Michael Hernandez
March 07, 2016•Update: March 08, 2016
WASHINGTON
Sens. Bernie Sanders and Marco Rubio won separate primary races on Sunday, adding weight to their cases that they can compete with their party’s front-runners for the U.S. presidential nomination.
Sunday’s victory is the eighth for Sanders and second for Rubio who won his first contest on Super Tuesday. The Florida Senator was completely shut out during four polls on the previous day.
Rubio cleared the 50 percent threshold to collect all 23 delegates in Puerto Rico – an important victory as his campaign continues to struggle to gain momentum nationally.
So far, billionaire Donald Trump has the most victories amongst Republicans with 12. Texas Sen. Ted Cruz is second with six, and Ohio Gov. John Kasich has yet to win a primary.

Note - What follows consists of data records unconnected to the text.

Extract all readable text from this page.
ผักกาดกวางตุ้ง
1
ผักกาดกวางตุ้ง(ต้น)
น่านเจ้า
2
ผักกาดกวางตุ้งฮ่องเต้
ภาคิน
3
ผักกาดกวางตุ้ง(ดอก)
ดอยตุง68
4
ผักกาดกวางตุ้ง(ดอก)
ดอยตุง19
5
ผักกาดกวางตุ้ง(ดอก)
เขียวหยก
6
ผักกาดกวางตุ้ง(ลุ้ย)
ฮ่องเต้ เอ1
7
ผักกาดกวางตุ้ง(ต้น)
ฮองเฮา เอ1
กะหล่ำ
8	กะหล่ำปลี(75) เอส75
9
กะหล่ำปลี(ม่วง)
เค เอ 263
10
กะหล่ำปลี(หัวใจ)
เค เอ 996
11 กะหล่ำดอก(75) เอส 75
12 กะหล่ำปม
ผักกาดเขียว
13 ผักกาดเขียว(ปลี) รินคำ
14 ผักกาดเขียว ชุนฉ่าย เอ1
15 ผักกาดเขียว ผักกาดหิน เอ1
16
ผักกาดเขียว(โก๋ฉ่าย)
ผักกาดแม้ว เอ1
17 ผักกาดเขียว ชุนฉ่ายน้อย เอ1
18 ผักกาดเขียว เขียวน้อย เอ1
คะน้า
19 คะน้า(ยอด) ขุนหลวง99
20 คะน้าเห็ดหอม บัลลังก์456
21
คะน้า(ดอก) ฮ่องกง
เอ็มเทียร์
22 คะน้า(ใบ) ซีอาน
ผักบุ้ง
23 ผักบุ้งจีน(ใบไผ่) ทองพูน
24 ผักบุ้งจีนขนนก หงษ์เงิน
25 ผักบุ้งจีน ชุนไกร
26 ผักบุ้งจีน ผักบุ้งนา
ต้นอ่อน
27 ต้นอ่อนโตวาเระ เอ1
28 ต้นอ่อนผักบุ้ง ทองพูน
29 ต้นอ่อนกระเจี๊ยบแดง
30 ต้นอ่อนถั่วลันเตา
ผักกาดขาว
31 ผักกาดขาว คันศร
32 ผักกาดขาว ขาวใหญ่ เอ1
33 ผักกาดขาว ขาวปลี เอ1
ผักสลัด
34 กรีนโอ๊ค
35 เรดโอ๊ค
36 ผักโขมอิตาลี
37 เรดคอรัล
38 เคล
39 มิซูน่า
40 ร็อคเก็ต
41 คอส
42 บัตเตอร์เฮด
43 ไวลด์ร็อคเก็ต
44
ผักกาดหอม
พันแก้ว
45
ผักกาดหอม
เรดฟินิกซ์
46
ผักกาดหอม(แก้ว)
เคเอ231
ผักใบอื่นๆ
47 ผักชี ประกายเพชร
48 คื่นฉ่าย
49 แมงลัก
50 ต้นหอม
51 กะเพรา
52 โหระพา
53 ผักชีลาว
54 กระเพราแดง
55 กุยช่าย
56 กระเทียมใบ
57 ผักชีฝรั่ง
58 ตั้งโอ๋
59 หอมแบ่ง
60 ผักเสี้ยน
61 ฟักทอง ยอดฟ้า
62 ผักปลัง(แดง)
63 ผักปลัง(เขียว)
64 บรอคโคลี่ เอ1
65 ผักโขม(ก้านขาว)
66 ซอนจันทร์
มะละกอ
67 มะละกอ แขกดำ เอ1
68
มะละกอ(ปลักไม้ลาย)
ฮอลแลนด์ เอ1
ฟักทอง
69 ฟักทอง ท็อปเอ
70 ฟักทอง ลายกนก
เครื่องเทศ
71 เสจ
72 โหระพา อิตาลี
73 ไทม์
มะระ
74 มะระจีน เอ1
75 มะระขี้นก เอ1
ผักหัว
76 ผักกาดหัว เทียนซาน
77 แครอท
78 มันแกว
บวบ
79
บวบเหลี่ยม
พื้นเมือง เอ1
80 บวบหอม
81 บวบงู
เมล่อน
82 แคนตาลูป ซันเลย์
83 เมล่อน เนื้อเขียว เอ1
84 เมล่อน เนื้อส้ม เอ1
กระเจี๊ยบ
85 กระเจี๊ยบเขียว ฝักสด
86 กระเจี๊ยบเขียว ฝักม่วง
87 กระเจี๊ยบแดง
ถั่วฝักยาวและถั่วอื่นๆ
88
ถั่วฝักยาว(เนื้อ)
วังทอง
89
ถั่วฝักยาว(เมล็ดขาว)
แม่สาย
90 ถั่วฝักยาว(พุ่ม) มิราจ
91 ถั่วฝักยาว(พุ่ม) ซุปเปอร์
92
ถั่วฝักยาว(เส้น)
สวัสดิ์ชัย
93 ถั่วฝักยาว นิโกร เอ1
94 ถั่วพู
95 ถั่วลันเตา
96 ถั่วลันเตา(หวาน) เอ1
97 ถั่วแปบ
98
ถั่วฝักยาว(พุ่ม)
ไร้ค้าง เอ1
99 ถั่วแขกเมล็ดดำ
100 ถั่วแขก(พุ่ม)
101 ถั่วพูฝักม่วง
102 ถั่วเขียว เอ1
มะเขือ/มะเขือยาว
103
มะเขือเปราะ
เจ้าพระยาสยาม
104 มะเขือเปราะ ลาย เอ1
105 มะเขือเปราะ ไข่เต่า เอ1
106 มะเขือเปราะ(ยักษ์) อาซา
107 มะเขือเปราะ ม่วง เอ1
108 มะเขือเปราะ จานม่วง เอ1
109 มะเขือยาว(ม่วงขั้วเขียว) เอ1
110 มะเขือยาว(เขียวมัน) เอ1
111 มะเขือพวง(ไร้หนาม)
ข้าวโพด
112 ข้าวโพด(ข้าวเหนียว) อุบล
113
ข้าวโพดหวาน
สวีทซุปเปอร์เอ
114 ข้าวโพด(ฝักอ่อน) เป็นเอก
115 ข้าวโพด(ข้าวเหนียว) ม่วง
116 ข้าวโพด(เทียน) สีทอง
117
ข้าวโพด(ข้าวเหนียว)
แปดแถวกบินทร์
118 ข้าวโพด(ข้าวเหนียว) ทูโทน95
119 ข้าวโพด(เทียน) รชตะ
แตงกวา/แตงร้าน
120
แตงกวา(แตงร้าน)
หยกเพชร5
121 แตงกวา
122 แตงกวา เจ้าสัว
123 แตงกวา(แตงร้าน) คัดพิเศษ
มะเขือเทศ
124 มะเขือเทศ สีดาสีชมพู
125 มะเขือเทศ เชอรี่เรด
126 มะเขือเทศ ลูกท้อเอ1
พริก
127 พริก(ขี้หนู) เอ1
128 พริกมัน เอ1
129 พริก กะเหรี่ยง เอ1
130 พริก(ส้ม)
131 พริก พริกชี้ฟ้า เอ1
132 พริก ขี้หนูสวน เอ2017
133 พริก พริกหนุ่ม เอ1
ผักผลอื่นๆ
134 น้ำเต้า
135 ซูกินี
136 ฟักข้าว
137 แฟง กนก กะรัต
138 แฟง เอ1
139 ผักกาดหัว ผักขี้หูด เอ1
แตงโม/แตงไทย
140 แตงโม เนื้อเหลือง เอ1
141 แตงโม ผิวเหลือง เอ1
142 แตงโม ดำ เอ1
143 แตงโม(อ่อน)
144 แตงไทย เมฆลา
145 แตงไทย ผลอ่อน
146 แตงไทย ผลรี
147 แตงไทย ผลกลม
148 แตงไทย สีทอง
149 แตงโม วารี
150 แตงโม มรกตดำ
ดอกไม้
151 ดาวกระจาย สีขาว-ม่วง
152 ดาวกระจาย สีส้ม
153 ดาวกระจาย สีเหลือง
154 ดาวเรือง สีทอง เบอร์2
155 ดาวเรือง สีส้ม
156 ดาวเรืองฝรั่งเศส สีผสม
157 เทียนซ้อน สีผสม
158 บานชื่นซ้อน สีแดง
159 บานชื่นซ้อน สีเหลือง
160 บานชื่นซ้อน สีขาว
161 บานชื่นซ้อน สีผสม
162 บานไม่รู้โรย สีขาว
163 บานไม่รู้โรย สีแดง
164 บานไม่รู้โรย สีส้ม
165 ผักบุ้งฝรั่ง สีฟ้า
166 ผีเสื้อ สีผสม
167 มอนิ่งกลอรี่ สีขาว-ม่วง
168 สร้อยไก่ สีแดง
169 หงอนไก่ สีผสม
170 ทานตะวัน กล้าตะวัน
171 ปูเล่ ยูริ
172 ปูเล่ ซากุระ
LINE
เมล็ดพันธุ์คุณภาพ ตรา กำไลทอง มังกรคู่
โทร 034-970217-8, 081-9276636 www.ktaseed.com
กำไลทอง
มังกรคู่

Cruz is progressively being seen as Trump’s main challenger, but with Sunday’s victory, Rubio’s campaign proved that it still has life.
That is critical ahead of March 15’s Florida primary where 99 delegates are up for grabs in the winner-take-all contest. It is a must-win for Rubio in order to remain viable.
For Sanders, his victory in Maine marked his third of the weekend, having won Nebraska and Kansas on Saturday.
He clashed fiercely with Democratic front-runner Hillary Clinton during a CNN debate in Flint, Michigan where a water crisis has prompted national outcry.
If he was president at the time of the crisis, Sanders said he would “fire anybody who knew about what was happening and did not act appropriately”.
“How did we have so much money available to go to war in Iraq, and spent trillions of dollars, but somehow not have enough money, not just for Flint,” he said, “there are communities all over this country.”
He and Clinton called on Michigan Gov. Rick Snyder to step down from office – a first for Clinton, but a repeated call from her challenger following a water crisis where residents complained for over a year of dirty-looking and foul smelling water only to discover that corroded pipes had been leaking lead into their water supply.
There are 147 Democratic and 59 Republican delegates at stake in Michigan during Tuesday's polls when Mississippi, Hawaii and Idaho will also open voting.